An Interdisciplinary Collaboration between Environmental and Computer Science

By Wenchuo Yao, PhD student of Water INTERface IGEP and Department of Civil and Environmental Engineering of Virginia Tech

What is the worst thing that could happen after you spend many long days and nights doing experiment? Absolutely losing the data.

In December 2018, a series of experiment were performed to study how humidifiers affect indoor air quality. We used AeroTrak to measure particle concentration in the air for 8 hours in the late afternoon then into the night when the temperature was colder and the humidity lower. Many weather conditions were tested with replicate experiments. The airborne particle concentration will be used to generate a simulation model to predict the effects of emissions of humidifiers in a room and determine human exposure. Thousands of data points were obtained but the instrument could not export the data. the experiments could not be repeated as the necessary winter conditions suitable for experimental simulation no longer existed. Besides, the empty room we used would be reassigned to office space in 2019 and we would not be able to use it again. We tried calling the vendor company but they were not able to solve this problem over the phone. They also mentioned that sending the instrument back and fixing it may lead to losing all the data. Therefore, it is crucial to get the data from the instrument.

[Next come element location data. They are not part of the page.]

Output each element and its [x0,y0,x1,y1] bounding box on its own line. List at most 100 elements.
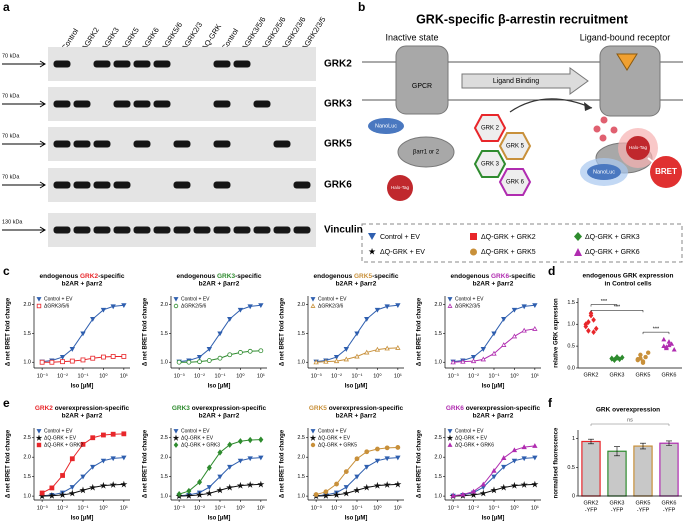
data-point [364,464,370,470]
data-point [197,478,203,486]
blot-band [93,181,111,189]
blot-panel [48,87,316,121]
title-part: GRK2 [35,405,53,412]
blot-band [133,60,151,68]
y-tick-label: 2.0 [434,302,442,308]
panel-label: b [358,0,365,14]
blot-band [213,181,231,189]
data-point [100,458,107,464]
data-point [532,303,538,309]
data-point [384,445,390,451]
y-tick-label: 2.0 [160,302,168,308]
halotag [387,175,413,201]
chart-subtitle: b2AR + βarr2 [199,413,240,420]
data-point [353,486,361,494]
legend-marker: ★ [368,246,376,256]
x-tick-label: 10⁰ [236,372,245,379]
arrowhead [584,102,592,111]
data-point [227,317,233,322]
x-tick-label: 10⁻² [331,505,342,511]
data-point [480,481,486,487]
data-point [121,431,127,437]
legend-box [361,223,683,263]
marker-label: 70 kDa [2,174,20,180]
legend-label: ΔQ-GRK + GRK2 [481,234,536,241]
grk-hexagon [498,168,532,196]
blot-band [53,60,71,68]
data-point [450,492,456,498]
data-point [491,467,497,473]
legend-label: ΔQ-GRK + EV [380,249,425,256]
title-part: GRK2 [80,273,98,280]
data-point [80,474,86,480]
receptor [395,45,449,115]
data-point [354,353,360,359]
data-point [333,355,340,360]
data-point [333,491,341,498]
data-point [591,316,596,323]
blot-band [133,140,151,148]
blot-band [293,226,311,234]
data-point [89,483,97,491]
data-point [591,329,596,336]
y-axis-label: Δ net BRET fold change [417,429,423,498]
blot-band [113,100,131,108]
y-tick-label: 1.0 [160,494,168,500]
error-bar [588,438,594,445]
phosphate [593,125,601,133]
legend-marker [447,429,453,434]
data-point [185,491,193,499]
legend-label: ΔQ-GRK + EV [455,435,488,441]
bar [633,445,653,497]
arrestin-label: βarr1 or 2 [413,150,440,156]
legend-label: Control + EV [44,296,73,302]
significance-bracket [590,310,644,313]
chart-subtitle: b2AR + βarr2 [336,413,377,420]
data-point [511,447,518,453]
y-axis-label: Δ net BRET fold change [6,297,12,366]
legend-marker [36,442,42,448]
data-point [69,485,75,490]
x-tick-label: 10⁻³ [448,373,459,379]
data-point [374,346,381,352]
marker-arrow [2,100,46,108]
x-tick-label: 10⁻² [468,373,479,379]
data-point [343,356,349,362]
data-point [206,464,212,471]
y-tick-label: 2.0 [297,455,305,461]
legend-marker [310,442,316,448]
data-point [521,304,527,310]
marker-label: 70 kDa [2,133,20,139]
y-tick-label: 1.0 [434,494,442,500]
legend-marker [309,434,317,441]
legend-label: ΔQ-GRK + GRK3 [585,234,640,241]
data-point [491,474,497,480]
x-tick-label: 10⁰ [99,372,108,379]
blot-band [193,226,211,234]
y-tick-label: 1.5 [23,474,31,480]
marker-label: 70 kDa [2,53,20,59]
data-point [247,304,253,310]
blot-band [233,226,251,234]
error-bar [614,446,620,457]
blot-band [293,181,311,189]
x-tick-label: 10⁻² [57,373,68,379]
data-point [384,456,390,462]
data-point [583,323,589,330]
data-point [206,346,212,352]
blot-band [93,140,111,148]
data-point [510,481,518,489]
title-part: endogenous [451,273,491,280]
y-axis-label: Δ net BRET fold change [280,297,286,366]
legend-marker [36,429,42,434]
data-point [80,441,86,447]
marker-arrow [2,140,46,148]
data-point [247,348,253,354]
y-axis-label: Δ net BRET fold change [143,429,149,498]
grk-hexagon [498,132,532,160]
data-point [227,352,233,358]
y-axis-label: Δ net BRET fold change [6,429,12,498]
arrow [509,98,593,113]
data-point [669,341,675,346]
x-tick-label: 10⁰ [510,504,519,511]
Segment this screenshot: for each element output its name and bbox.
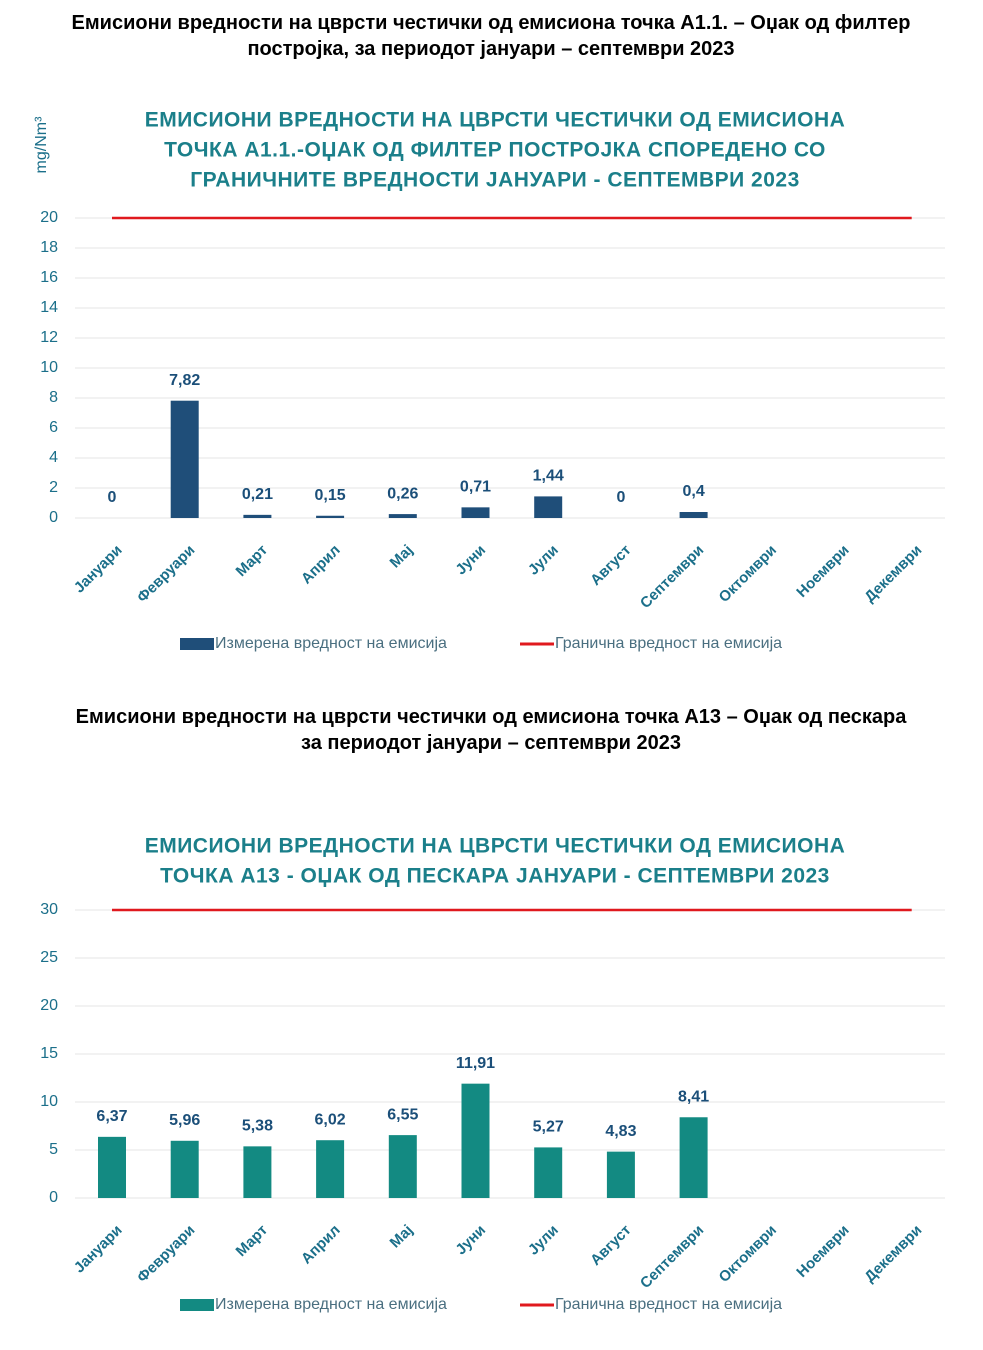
value-label: 0 xyxy=(616,489,625,506)
y-tick-label: 4 xyxy=(49,449,58,466)
y-tick-label: 20 xyxy=(40,997,58,1014)
x-tick-label: Ноември xyxy=(793,1222,852,1281)
bar xyxy=(388,514,417,518)
x-tick-label: Август xyxy=(587,1222,634,1269)
y-tick-label: 25 xyxy=(40,949,58,966)
y-tick-label: 30 xyxy=(40,901,58,918)
y-tick-label: 20 xyxy=(40,209,58,226)
legend-swatch xyxy=(180,1299,214,1311)
x-tick-label: Јануари xyxy=(71,542,126,597)
value-label: 6,02 xyxy=(315,1111,346,1128)
bar xyxy=(461,507,490,518)
x-tick-label: Февруари xyxy=(134,1222,198,1286)
bar xyxy=(98,1136,126,1198)
chart-title: ТОЧКА А13 - ОЏАК ОД ПЕСКАРА ЈАНУАРИ - СЕ… xyxy=(160,865,830,888)
bar xyxy=(316,1140,345,1198)
chart-title: ЕМИСИОНИ ВРЕДНОСТИ НА ЦВРСТИ ЧЕСТИЧКИ ОД… xyxy=(145,835,846,858)
bar xyxy=(316,515,345,518)
x-tick-label: Јули xyxy=(525,1222,562,1259)
value-label: 0,15 xyxy=(315,487,346,504)
value-label: 7,82 xyxy=(169,372,200,389)
value-label: 0 xyxy=(108,489,117,506)
x-tick-label: Ноември xyxy=(793,542,852,601)
legend-label: Гранична вредност на емисија xyxy=(555,1296,782,1313)
x-tick-label: Август xyxy=(587,542,634,589)
value-label: 8,41 xyxy=(678,1088,709,1105)
x-tick-label: Октомври xyxy=(716,542,780,606)
x-tick-label: Декември xyxy=(861,1222,925,1286)
y-tick-label: 12 xyxy=(40,329,58,346)
legend-label: Гранична вредност на емисија xyxy=(555,635,782,652)
legend-swatch xyxy=(180,638,214,650)
y-tick-label: 18 xyxy=(40,239,58,256)
y-axis-label: mg/Nm³ xyxy=(33,116,50,174)
x-tick-label: Октомври xyxy=(716,1222,780,1286)
legend-label: Измерена вредност на емисија xyxy=(215,635,447,652)
chart-title: ГРАНИЧНИТЕ ВРЕДНОСТИ ЈАНУАРИ - СЕПТЕМВРИ… xyxy=(190,169,800,192)
value-label: 6,55 xyxy=(387,1106,418,1123)
x-tick-label: Јули xyxy=(525,542,562,579)
x-tick-label: Јуни xyxy=(452,542,489,579)
y-tick-label: 5 xyxy=(49,1141,58,1158)
caption: Емисиони вредности на цврсти честички од… xyxy=(72,12,911,60)
x-tick-label: Април xyxy=(298,542,344,588)
x-tick-label: Септември xyxy=(637,1222,707,1292)
value-label: 4,83 xyxy=(605,1123,636,1140)
caption: Емисиони вредности на цврсти честички од… xyxy=(76,706,908,754)
value-label: 5,38 xyxy=(242,1118,273,1135)
x-tick-label: Февруари xyxy=(134,542,198,606)
y-tick-label: 14 xyxy=(40,299,58,316)
y-tick-label: 10 xyxy=(40,1093,58,1110)
bar xyxy=(679,512,708,518)
y-tick-label: 0 xyxy=(49,1189,58,1206)
bar xyxy=(243,514,272,518)
legend-label: Измерена вредност на емисија xyxy=(215,1296,447,1313)
y-tick-label: 6 xyxy=(49,419,58,436)
y-tick-label: 0 xyxy=(49,509,58,526)
bar xyxy=(606,1151,635,1198)
bar xyxy=(388,1135,417,1198)
y-tick-label: 2 xyxy=(49,479,58,496)
value-label: 0,71 xyxy=(460,479,491,496)
x-tick-label: Јануари xyxy=(71,1222,126,1277)
x-tick-label: Мај xyxy=(387,542,417,572)
x-tick-label: Декември xyxy=(861,542,925,606)
y-tick-label: 8 xyxy=(49,389,58,406)
x-tick-label: Април xyxy=(298,1222,344,1268)
bar xyxy=(679,1117,708,1198)
value-label: 11,91 xyxy=(456,1055,495,1072)
x-tick-label: Март xyxy=(233,1222,271,1260)
value-label: 5,96 xyxy=(169,1112,200,1129)
y-tick-label: 16 xyxy=(40,269,58,286)
y-tick-label: 10 xyxy=(40,359,58,376)
bar xyxy=(534,1147,563,1198)
bar xyxy=(461,1083,490,1198)
chart-title: ЕМИСИОНИ ВРЕДНОСТИ НА ЦВРСТИ ЧЕСТИЧКИ ОД… xyxy=(145,109,846,132)
value-label: 0,26 xyxy=(387,485,418,502)
value-label: 0,4 xyxy=(682,483,704,500)
x-tick-label: Јуни xyxy=(452,1222,489,1259)
value-label: 5,27 xyxy=(533,1119,564,1136)
x-tick-label: Септември xyxy=(637,542,707,612)
bar xyxy=(243,1146,272,1198)
bar xyxy=(170,400,199,518)
value-label: 0,21 xyxy=(242,486,273,503)
value-label: 1,44 xyxy=(533,468,564,485)
value-label: 6,37 xyxy=(96,1108,127,1125)
x-tick-label: Мај xyxy=(387,1222,417,1252)
chart-title: ТОЧКА А1.1.-ОЏАК ОД ФИЛТЕР ПОСТРОЈКА СПО… xyxy=(164,139,826,162)
bar xyxy=(534,496,563,518)
y-tick-label: 15 xyxy=(40,1045,58,1062)
bar xyxy=(170,1140,199,1198)
x-tick-label: Март xyxy=(233,542,271,580)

The solution to it was hand typing the data, but it was slow and prone to typing errors. A professor mentioned optical character reader (OCR) might be a better solution. The principle of OCR is that a python package will read text from PDF files and import the text into Excel. This is exactly what we needed. We reached out to the library staff (Chreston, Nathan, and Jonathan) and we met several times to discuss the situations we faced and the outcome we expected the OCR would accomplish. After knowing our situation, they came up with a workflow and taught us how to process the images of AeroTrak screen into black and white, get Adobe Pro to turn the images into PDF files, read the text in the PDF files, and then export the text as Excel files. The data was retrieved and the processing took only 5 seconds!

Together as a team, we proposed a possible solution to our problem, and the University Library staff worked dedicatedly to enact it with their expertise. It is an interdisciplinary achievement!